# Self Sufficiency/Living off the Land or Off the Grid > Livestock and Animal Husbandry >  Anyone keep quail?

## grrlscout

Back yard chickens are illegal and my city, and my back yard is very small. 

This morning, I saw class on quail raising, offered by my local permaculture group. 

I thought this might be a solution for my issues, as they would be classified as pets, and can be raised (happily) in a cage.

I'd want them for eggs only. Maybe as meat birds later. But I would have to work up to that.

Just interested in hearing any personal stories, if you had experience raising small game birds.

----------


## Winnie

It wouldn't hurt to go to the class. I've not kept Quail myself, have thought about it, though. I'll follow this with interest!

----------


## hunter63

I haven't fooled around raising/keeping quail, but have some experience with pheasants.

My reasons for raising them is a little different, they are for the dogs to practice on, trailing, pointing, flushing, and ultimately shooting and eating them.

They are a "wild bird" as apposed to domesticated bird, tend to not "play well with others" if kept in a pen.
Chickens will attack a weak or injured cage mate, but pheasants will really go after others if kept too confined, run low on food, or maybe just bored? Lost several this way.

As I generally get them in August as chicks and keep them till late October, then either train the dogs, or release the survivors, with hopes of a self maintaining flock. (hasn't happened).

I guess I would be interested in the information that you are referring to.
Be aware that a lot of "raise whatever" for fun and profit, are really a pyramid scheme, you buy them from a breeder and raise them your self to sell to others.

The guy I get my pheasants from that has an old incubator and does the whole deal, including quail, chukar, and other game birds, for hunting lodges.

Quail eggs are small, about the size of a quarter, I'm guess you would need a lot of them for an omelet.

----------


## grrlscout

From what I have read so far, Coturnix (a Japanese breed) is the preferred breed for beginners, as they don't take up a lot of room, are fairly gentle, and produce relatively large eggs, for their size. They can lay 200-300 eggs a year.

In my research, I have seen lots of those sites promising to make you loads of money raising quail.  :Angry:  Luckily the org that offers the class is non-profit and reputable. Some members do sell their chicks. 

The class is in December, and it's only a $10 donation. So I might just check it out, if for anything, curiosity's sake.

----------


## grrlscout

Oh and so far, these seems like the most unbiased and complete site that I have found:

http://raisequail.com/raising_coturnix_quail.html

----------


## hunter63

> From what I have read so far, Coturnix (a Japanese breed) is the preferred breed for beginners, as they don't take up a lot of room, are fairly gentle, and produce relatively large eggs, for their size.

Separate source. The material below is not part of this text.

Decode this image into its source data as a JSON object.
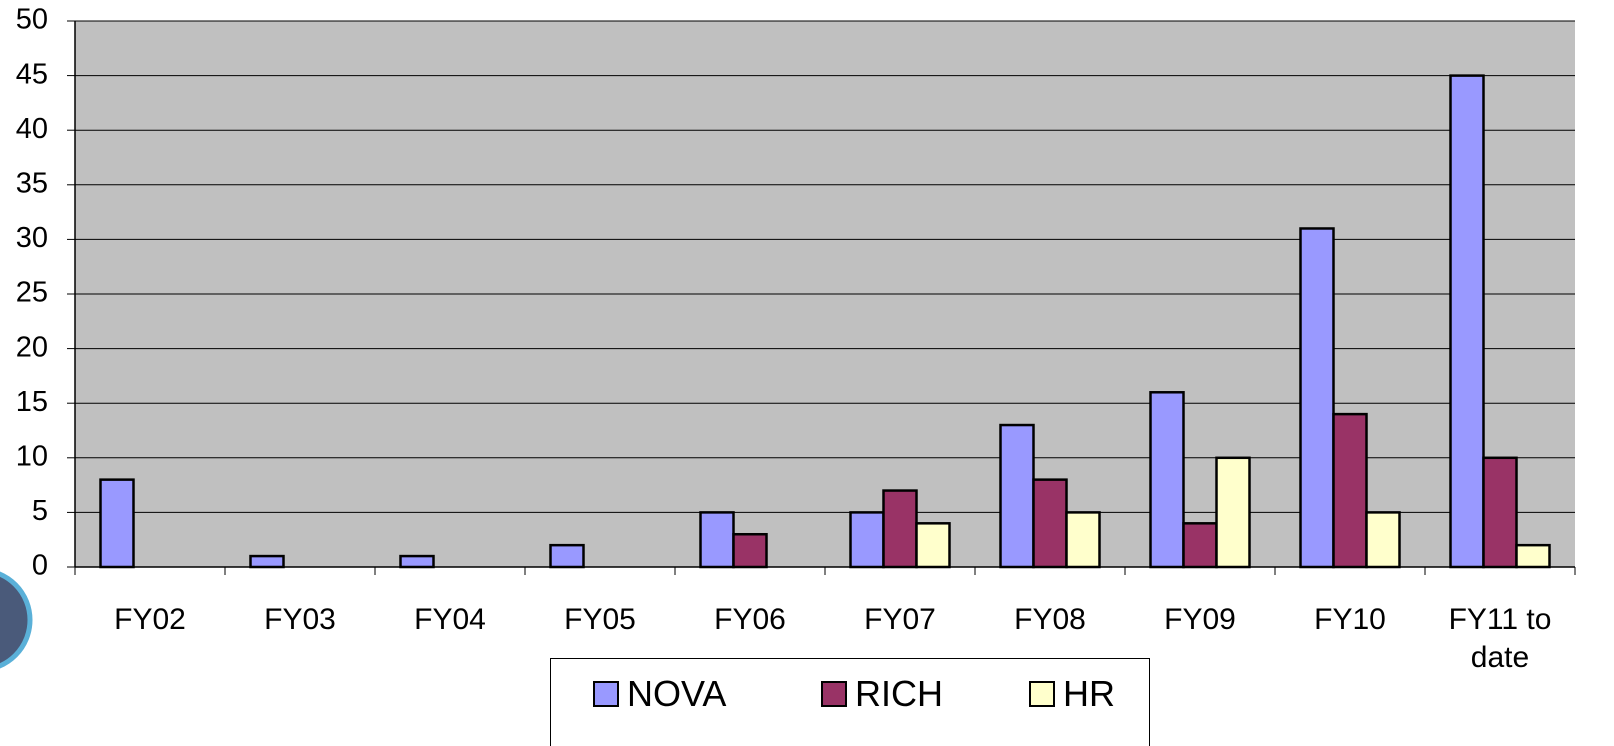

They can lay 200-300 eggs a year.
> 
> In my research, I have seen lots of those sites promising to make you loads of money raising quail.  Luckily the org that offers the class is non-profit and reputable. Some members do sell their chicks. 
> 
> The class is in December, and it's only a $10 donation. So I might just check it out, if for anything, curiosity's sake.


I'm thinking that you are going about this the right way.
I would guess the then $10 bucks would be a good investment. but use your head.

Note: just because it's a non-profit organization, doesn't mean much, as they can be blinded by "Marketing" as well, in their efforts to save the planet.

Good luck to you, sound like a fun project! Let us know.

----------


## your_comforting_company

I don't want to give conflicting info, but quail are quite more communal than pheasants. I know folks who raise all sorts of fowl, including emu's and peacocks. There are several quail farms around here and they keep them in what looks to me just like a chicken pen. Of course, these folks raise them as part of wildlife restoration and for hunting clubs, so folks don't hunt the few wild ones that are left. It is something like a unicorn to see them in the wild anymore.

I would recommend the "pharoah" quails, as that seems to be what folks here raise for meat. I know quail eggs are quite small, and as H suggested, it would take quite a lot to make a meal, but if you use them as a supplement, like for cakes, or whatever, you should be fine.

I recommend taking the class as well, and would definately ask about the pharoahs. They are VERY tasty! Baste or grill wrapped in a slice of bacon.. mmmm-mmmm!

----------


## LowKey

Grandpa used to raise quail down in Florida. He had a pen attached to the back of the shed with a bunch of nesting boxes you could get to by sliding a door inside the shed.
It was a pretty sturdy pen to keep out predators (and not just the neighbor's cats). I think he did it as something fun for the grandkids but I'm sure he ate them too.

----------


## oldtrap59

My dad raised pheasents and quail for many years mostly as a hobby to release into the wild on several of his family and friends farms. At one time for whatever reason he decided to try keeping some of the coturnix for a couple years. As I remember they came in several color varities, one of those being the pharoah. That is the one that looks something like the bobwhite. They also came in white and a kind of copper brown. Now they probably have many different colors besides those. I know that when he got his the seller made all kinds of get rich quick claims.( Don't think Dad got rich) :>) I do know that they laid like cazy and in no time he went from a few to alot. We ate them like you would fix any wild shot quail and after he had alot of hens laying we pickled the eggs which we really enjoyed.
As I remember you don't need to feed all the fancy gamebird feeds to get them to lay at a high rate. Just plain old chicken laying mash and keep em under lights when the days get shorter. Btw. A bag of chicken feed goes along way with these little birds and they don't take up much space.

Oldtrap

----------


## Winnie

There's a lot of info at Backyard Chickens forum.

http://www.backyardchickens.com/foru...orum.php?id=48

----------


## panch0

I don't keep any but man are they tasty! I never thought of raising quail. My father in law has about 20 chickens, I may mention quails to him.

----------